After a recent speaking engagement I was asked about how and why I use the earnings multiple concept when evaluating apartment investments. It was a great question and so I’m sharing my answer here in this blog post.
As a value investor two of the fundamental questions I always ask is what am I buying and how much do I have to pay for it. With an apartment investment (or really any investment) I am buying current income and the potential for appreciation so the second question comes down to “How many years of earnings do I have to pay for these returns?” The question can be answered by converting the cap rate to an earnings multiple. The Cap Rate is the return in current income on an apartment investment you could expect if you paid all cash. To convert a Cap Rate into a Earnings Multiple use the formula:
1/ Cap Rate% = Earnings Multiple
For example a 6% cap rate is equal to almost 17x Net Operating Income whereas a 8.5% cap is just under 12x. That means if I bought a property for all cash at a 8.5 cap and rents remained the same it would take about twelve years to get my money back. At a six cap it would take about seventeen years which seems like a very long time. Granted that we typically buy apartments with a loan that increases our potential return and we try to buy properties that have identifiable opportunities to increase rents but the earnings multiple is a very good barometer of the risk in the investment. Especially these days when Cap Rates in certain markets are getting down into the 5s and 4s (20-25 years of earnings) I’ve attached a chart of Cap Rates to Earnings Multiples for your reference.

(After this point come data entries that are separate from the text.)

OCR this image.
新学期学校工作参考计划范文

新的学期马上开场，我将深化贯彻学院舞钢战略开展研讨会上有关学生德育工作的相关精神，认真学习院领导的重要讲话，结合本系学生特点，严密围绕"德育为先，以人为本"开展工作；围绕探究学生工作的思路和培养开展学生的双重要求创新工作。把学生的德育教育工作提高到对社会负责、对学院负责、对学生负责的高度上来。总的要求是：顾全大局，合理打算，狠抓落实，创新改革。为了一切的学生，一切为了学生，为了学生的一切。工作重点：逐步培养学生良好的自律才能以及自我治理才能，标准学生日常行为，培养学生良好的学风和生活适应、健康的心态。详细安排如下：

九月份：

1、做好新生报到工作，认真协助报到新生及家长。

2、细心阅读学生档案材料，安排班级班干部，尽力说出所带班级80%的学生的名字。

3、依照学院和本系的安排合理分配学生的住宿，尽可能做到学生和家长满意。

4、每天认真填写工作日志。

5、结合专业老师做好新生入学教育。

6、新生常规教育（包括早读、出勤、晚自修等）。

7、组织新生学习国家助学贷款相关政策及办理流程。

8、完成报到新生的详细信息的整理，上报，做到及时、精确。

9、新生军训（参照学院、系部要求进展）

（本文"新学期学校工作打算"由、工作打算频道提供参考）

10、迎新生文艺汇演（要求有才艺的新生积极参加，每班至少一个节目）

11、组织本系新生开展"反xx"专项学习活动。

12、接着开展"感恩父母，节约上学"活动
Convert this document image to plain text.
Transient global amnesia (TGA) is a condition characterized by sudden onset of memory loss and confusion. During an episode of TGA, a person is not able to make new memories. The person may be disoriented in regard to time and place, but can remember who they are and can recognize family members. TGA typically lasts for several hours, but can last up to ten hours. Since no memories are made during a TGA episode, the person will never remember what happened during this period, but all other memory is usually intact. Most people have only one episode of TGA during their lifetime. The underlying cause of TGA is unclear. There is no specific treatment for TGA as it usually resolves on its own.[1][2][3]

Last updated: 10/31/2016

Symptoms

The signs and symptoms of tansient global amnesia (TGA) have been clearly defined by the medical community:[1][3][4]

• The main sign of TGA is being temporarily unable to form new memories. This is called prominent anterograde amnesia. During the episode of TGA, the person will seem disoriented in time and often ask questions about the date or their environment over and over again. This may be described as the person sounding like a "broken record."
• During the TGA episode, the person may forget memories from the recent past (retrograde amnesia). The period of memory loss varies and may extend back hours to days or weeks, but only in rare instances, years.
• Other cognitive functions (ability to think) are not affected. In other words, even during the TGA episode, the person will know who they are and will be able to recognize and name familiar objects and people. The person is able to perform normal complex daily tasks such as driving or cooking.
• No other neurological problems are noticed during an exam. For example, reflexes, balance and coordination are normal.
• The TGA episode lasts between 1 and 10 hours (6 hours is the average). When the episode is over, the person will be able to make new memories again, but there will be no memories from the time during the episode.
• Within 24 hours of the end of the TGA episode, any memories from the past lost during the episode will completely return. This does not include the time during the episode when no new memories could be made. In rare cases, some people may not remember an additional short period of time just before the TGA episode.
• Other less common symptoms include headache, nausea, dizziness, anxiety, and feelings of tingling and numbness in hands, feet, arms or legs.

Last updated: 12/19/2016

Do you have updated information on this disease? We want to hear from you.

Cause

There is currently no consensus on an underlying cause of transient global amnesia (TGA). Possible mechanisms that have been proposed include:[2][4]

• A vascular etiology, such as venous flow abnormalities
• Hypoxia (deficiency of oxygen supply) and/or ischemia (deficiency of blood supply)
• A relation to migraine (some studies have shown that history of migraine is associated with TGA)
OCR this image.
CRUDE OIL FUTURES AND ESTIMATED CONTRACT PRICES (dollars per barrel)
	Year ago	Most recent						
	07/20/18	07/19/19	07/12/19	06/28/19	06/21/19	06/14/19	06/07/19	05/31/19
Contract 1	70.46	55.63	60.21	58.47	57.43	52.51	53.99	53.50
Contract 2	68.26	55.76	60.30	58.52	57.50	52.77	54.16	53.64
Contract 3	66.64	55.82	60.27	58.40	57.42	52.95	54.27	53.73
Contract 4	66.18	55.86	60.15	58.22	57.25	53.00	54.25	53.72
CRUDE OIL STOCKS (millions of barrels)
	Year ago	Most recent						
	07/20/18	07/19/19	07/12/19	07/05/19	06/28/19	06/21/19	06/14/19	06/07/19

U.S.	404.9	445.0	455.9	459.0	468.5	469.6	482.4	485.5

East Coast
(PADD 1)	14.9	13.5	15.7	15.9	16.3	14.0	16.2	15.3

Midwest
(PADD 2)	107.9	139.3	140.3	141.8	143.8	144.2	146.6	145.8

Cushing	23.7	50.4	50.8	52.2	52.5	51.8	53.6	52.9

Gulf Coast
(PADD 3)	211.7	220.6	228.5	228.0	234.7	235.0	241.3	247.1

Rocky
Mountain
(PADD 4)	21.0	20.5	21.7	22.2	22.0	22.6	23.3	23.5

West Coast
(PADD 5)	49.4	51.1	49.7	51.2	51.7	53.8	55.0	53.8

The earnings multiple is a tool most stock market investors use and I think it applies equally well to apartment building investments. Try this out on the next deal you look at and let me know what you think- Giovanni
5 thoughts on “Converting Cap Rates to Earnings Multiples”
Is there a direct relationship between cap rate and earnings multiple? Looking for a quick rule of thumb to convert a cap rate to an earnings multiple. They are not linear so maybe not.
First thanks for your interest in a six year old post.
To answer your question, yes there is a direct relationship between cap rate and earnings multiple… but it’s not a one-to-one relationship (math can be like that sometimes). So depending on how much math you can do in your head (https://www.ted.com/talks/arthur_benjamin_does_mathemagic) you can either use the formula (which is shown after the second paragraph in the piece) or you can just look at the chart after the third paragraph. Sometimes the rule of thumb is ‘do the math’ which is why I built the table to make it easy.
Apple common stock (AAPL) traded at around 15.5x earnings yesterday. If Apple was an apartment building its Cap Rate would be 6.5%.
BTW a Cap Rate on an Apartment Building is the same as the Earnings Yield on a stock.